The proteomic profiling study showed that gaseous NO2 have an important effect on proteins synthesizing most of the envelope components. However, abundance variations on proteins involved in phospholipid biosynthesis was not detected with this approach. To assess whether bacteria modulate their phospholipid biosynthesis in response to NO2, the transcription of genes encoding for enzymes involved in this process were analyzed by RT-qPCR. No significant differences in expression levels of genes involved in phospholipid biosynthesis between control cells and NO2 exposed cells were found except for clsB, the expression of which was reduced by eightfold. clsB encodes for the cardiolipin synthase B protein, involved in the last step of the cardiolipin biosynthesis pathway, and is only active in stationary phase of growth48. Despite the presence of three cardiolipin synthase genes in the MFAF76a strain, no cardiolipin was characterized in the lipidomic profile of the MFAF76a strain33. However, it is possible that the absence of cardiolipin could be due to the methods used to extract and analyze the cardiolipin profile. Cardiolipin is known to have an important role in membrane structure, by increasing membrane fluidity or by producing a favorable environment for the correct functioning of membrane proteins49. Cardiolipin is also known to be localized preferentially at the poles of the cell. Therefore it plays a role in determining the localization of proteins involved in the septal ring formation such as the Min complex by favoring its biding to the membrane at the cell poles50,51. These data show that exposure to NO2 affected the cardiolipin biosynthesis pathway, which might lead to a reconfiguration of the bacterial envelope, in accordance with UGP loss upon NO2 exposure.
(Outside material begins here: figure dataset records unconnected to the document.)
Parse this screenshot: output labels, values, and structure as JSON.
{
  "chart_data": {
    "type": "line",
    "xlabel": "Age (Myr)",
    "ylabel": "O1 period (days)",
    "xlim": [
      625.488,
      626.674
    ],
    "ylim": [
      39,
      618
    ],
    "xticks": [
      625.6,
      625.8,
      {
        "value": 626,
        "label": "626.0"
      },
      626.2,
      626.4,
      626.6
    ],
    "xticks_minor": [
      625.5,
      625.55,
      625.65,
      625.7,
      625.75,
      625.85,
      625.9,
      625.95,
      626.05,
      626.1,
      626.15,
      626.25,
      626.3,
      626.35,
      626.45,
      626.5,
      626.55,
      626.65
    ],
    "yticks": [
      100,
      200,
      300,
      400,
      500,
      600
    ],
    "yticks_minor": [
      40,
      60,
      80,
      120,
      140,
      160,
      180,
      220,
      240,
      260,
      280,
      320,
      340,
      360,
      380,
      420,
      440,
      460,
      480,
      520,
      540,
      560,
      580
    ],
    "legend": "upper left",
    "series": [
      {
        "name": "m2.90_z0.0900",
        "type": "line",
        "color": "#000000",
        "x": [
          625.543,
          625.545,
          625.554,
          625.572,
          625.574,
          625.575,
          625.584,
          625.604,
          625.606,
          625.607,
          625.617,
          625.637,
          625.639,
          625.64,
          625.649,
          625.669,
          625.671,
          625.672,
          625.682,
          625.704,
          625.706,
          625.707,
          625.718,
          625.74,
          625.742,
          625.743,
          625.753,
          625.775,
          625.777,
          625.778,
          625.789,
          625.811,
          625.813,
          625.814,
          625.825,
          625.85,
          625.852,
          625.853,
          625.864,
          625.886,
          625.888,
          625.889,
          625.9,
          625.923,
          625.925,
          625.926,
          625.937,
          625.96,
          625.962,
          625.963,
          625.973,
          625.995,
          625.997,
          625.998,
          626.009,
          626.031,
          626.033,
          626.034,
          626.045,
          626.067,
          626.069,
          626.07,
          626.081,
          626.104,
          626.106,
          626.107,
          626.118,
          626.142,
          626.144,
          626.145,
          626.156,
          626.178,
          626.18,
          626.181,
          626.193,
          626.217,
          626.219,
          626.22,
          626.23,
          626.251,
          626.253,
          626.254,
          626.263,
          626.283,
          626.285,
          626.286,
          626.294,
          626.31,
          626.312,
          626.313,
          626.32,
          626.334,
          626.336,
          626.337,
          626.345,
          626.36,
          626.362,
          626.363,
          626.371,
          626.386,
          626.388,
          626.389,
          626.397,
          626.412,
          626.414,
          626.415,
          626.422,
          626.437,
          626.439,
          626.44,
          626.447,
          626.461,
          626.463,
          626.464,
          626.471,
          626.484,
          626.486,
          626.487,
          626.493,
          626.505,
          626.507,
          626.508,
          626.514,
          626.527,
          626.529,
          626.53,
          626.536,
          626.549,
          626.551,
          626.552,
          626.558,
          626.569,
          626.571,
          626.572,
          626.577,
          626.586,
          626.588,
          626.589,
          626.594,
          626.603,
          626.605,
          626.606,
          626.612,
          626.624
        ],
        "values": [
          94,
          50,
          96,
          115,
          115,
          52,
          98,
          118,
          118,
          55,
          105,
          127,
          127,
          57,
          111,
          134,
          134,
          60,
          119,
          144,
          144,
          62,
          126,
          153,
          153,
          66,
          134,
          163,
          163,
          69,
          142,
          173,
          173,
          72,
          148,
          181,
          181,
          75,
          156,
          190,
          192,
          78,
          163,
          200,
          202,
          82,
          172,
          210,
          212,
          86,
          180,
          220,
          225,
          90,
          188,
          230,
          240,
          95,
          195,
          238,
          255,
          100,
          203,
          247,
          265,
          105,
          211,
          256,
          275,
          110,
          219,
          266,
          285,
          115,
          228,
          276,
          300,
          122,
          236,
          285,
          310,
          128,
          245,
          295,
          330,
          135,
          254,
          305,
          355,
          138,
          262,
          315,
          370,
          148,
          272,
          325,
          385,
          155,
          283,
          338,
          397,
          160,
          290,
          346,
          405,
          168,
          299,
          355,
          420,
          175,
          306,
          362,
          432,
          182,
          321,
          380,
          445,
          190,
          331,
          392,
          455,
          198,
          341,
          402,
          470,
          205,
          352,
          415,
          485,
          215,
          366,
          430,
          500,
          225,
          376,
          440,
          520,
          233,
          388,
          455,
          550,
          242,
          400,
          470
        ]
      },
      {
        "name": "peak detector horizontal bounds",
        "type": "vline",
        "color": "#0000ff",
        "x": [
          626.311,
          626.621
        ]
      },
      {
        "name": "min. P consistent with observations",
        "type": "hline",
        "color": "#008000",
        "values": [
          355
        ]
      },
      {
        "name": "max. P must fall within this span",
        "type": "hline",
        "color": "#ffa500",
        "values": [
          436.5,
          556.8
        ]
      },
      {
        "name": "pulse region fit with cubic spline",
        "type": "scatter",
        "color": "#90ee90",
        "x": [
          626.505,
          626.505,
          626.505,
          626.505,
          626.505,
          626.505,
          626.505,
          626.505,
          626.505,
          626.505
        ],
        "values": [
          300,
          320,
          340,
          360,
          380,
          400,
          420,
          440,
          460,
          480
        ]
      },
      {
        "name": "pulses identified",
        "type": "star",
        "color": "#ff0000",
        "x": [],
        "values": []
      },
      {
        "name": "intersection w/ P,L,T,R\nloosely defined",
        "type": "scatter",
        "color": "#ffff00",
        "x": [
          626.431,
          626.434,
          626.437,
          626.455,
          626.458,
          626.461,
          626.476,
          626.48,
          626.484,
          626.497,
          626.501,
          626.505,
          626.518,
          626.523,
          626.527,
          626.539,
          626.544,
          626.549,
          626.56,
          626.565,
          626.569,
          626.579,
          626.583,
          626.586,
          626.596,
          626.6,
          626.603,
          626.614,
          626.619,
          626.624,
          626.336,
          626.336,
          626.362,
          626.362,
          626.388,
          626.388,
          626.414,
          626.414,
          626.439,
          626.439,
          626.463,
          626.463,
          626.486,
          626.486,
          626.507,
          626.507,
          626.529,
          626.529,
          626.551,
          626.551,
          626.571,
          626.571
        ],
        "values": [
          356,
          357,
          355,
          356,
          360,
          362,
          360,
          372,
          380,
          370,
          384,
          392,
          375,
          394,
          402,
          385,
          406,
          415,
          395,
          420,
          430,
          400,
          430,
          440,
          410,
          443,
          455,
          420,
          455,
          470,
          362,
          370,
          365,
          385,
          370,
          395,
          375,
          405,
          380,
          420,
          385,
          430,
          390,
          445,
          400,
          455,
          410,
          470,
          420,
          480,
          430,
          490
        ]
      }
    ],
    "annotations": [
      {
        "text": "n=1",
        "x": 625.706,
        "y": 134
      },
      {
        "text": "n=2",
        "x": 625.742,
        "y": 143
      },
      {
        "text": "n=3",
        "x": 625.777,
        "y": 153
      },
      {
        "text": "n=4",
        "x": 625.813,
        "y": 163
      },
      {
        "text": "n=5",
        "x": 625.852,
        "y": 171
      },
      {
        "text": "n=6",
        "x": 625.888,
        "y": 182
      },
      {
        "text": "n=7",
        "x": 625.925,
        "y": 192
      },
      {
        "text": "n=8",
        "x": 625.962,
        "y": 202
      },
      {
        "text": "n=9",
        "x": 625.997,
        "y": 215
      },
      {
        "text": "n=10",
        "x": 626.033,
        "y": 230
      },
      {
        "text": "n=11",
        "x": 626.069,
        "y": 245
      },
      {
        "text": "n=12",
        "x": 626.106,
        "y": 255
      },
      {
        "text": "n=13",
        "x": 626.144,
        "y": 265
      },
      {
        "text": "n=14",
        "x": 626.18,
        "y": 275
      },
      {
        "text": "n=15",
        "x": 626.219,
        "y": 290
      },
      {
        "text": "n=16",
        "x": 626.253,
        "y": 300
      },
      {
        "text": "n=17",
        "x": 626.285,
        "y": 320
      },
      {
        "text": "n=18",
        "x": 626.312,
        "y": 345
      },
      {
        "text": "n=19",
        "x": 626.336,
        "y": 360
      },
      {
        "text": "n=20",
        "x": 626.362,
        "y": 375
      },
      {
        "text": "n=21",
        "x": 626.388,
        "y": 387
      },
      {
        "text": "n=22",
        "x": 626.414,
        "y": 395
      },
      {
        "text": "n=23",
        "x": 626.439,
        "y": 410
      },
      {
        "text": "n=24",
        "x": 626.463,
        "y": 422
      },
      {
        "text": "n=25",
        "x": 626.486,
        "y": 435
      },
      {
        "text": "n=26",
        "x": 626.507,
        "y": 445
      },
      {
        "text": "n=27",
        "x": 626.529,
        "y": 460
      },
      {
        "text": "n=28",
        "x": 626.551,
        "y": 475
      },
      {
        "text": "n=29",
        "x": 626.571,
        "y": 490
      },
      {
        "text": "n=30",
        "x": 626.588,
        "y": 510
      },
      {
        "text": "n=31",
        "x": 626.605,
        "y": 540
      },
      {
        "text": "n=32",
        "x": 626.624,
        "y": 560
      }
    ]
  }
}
Overall, these results show that NO2 exposure of MFAF76a leads to an augmentation of the cell size, which may be linked to divisome formation impairment. Furthermore, NO2 induced envelope alterations and decrease membrane integrity. These alterations can be partially explained by the modification of numerous components of the cell envelope, including peptidoglycan, lipid A and phospholipids. Further experiments on other bacterial strains would permit the distinction between the general effect of NO2 on bacteria and the effects that may be specific to this strain.